To see the home page cards, open the Amazon Alexa App and click Home from the navigation pane.

You have control over the home page cards returned by your service. During the early stages of development, you may want to send back these cards from all LaunchRequest and IntentRequest requests. You can include basic debugging information (such as the name of the intent that was triggered) to help you see how your service is working. Later, as you prepare your service for end users, you can return cards that are more relevant to a normal end user’s experience.

In addition to the cards you control, Alexa sends back cards in response to errors communicating with your service. Some common errors (note that this is not a complete list):

Error Card Possible Causes
Unexpected Communication Issue Occurs if Alexa cannot connect to your service to send a request. This can happen for many reasons:

The endpoint specified in the configuration on the developer portal is incorrect.
The web service is not online.
The endpoint is not configured to accept traffic over port 443.
SSL Handshake Failed Occurs if SSL is configured incorrectly. For example, when you use a self-signed certificate, if the public key in the certificate presented by your endpoint does not match the key provided in the configuration in the developer portal, this error occurs.
Protocol Violation Occurs if your service’s response did not conform to the specification. Often this is due to an error in your code – for example, if your service throws an unhandled exception and exits, the response received by Alexa will not be correct.
Hostname verification failed Occurs if the domain name specified for the DNS.1 setting in your certificate does not match the domain name of your endpoint.

Make sure the domain name specified in the configuration file for your certificate matches exactly. Do not include the protocol (https://) or any trailing slash marks.

For example, if your service’s endpoint is at https://wiseguy.mywebserver.com/wiseguy, the DNS.1 entry for your certificate should be set to

wiseguy.mywebserver.com
Unrecognized Name while starting SSL handshake Occurs when using an older version Apache HTTP Server to host your web service and the server is not configured with a ServerName or ServerAlias.

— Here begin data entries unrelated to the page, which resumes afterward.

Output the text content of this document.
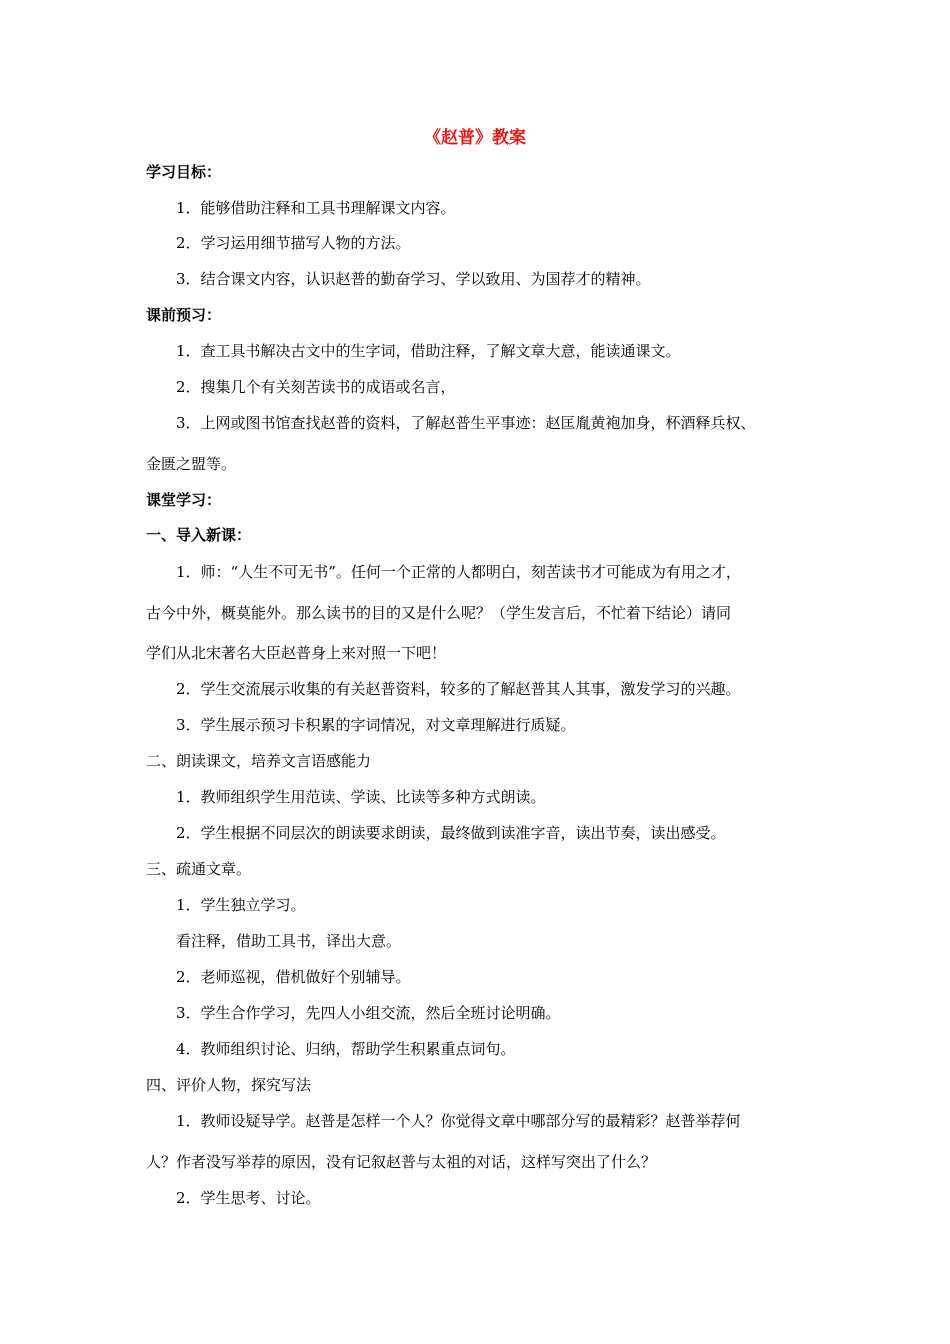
《赵普》教案
学习目标：
1．能够借助注释和工具书理解课文内容。
2．学习运用细节描写人物的方法。
3．结合课文内容，认识赵普的勤奋学习、学以致用、为国荐才的精神。
课前预习：
1．查工具书解决古文中的生字词，借助注释，了解文章大意，能读通课文。
2．搜集几个有关刻苦读书的成语或名言，
3．上网或图书馆查找赵普的资料，了解赵普生平事迹：赵匡胤黄袍加身，杯酒释兵权、
金匮之盟等。
课堂学习：
一、导入新课：
1．师：“人生不可无书”。任何一个正常的人都明白，刻苦读书才可能成为有用之才，
古今中外，概莫能外。那么读书的目的又是什么呢？（学生发言后，不忙着下结论）请同
学们从北宋著名大臣赵普身上来对照一下吧！
2．学生交流展示收集的有关赵普资料，较多的了解赵普其人其事，激发学习的兴趣。
3．学生展示预习卡积累的字词情况，对文章理解进行质疑。
二、朗读课文，培养文言语感能力
1．教师组织学生用范读、学读、比读等多种方式朗读。
2．学生根据不同层次的朗读要求朗读，最终做到读准字音，读出节奏，读出感受。
三、疏通文章。
1．学生独立学习。
看注释，借助工具书，译出大意。
2．老师巡视，借机做好个别辅导。
3．学生合作学习，先四人小组交流，然后全班讨论明确。
4．教师组织讨论、归纳，帮助学生积累重点词句。
四、评价人物，探究写法
1．教师设疑导学。赵普是怎样一个人？你觉得文章中哪部分写的最精彩？赵普举荐何
人？作者没写举荐的原因，没有记叙赵普与太祖的对话，这样写突出了什么？
2．学生思考、讨论。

To resolve this, either upgrade to 2.4.10 or later, or add ServerName / ServerAlias to your server’s configuration file.

Amazon Alexa App History

The Amazon Alexa App also provides a complete history of a user’s interactions. Each history item shows the text that resulted from the user’s speech.

To see the history, open the Amazon Alexa App and click on Settings, then on History.

Viewing how the speech was converted to text is especially useful when your service does not respond as expected, for example:

  • Your service did not receive any request because Alexa misunderstood the invocation name.
  • The intent sent to your service was not what you expected.
  • The correct intent was sent, but with unexpected slot data.
  • No intent was sent to your service because Alexa misunderstood the user’s command.

Other Testing and Debugging Tools

Log files are another useful option when testing, especially for catching problems that prevent your service from sending a response.

For an example of setting up logging and accessing log files in Elastic Beanstalk, see the “Accessing Log Files” section of Deploying a Sample Custom Skill as a Web Service.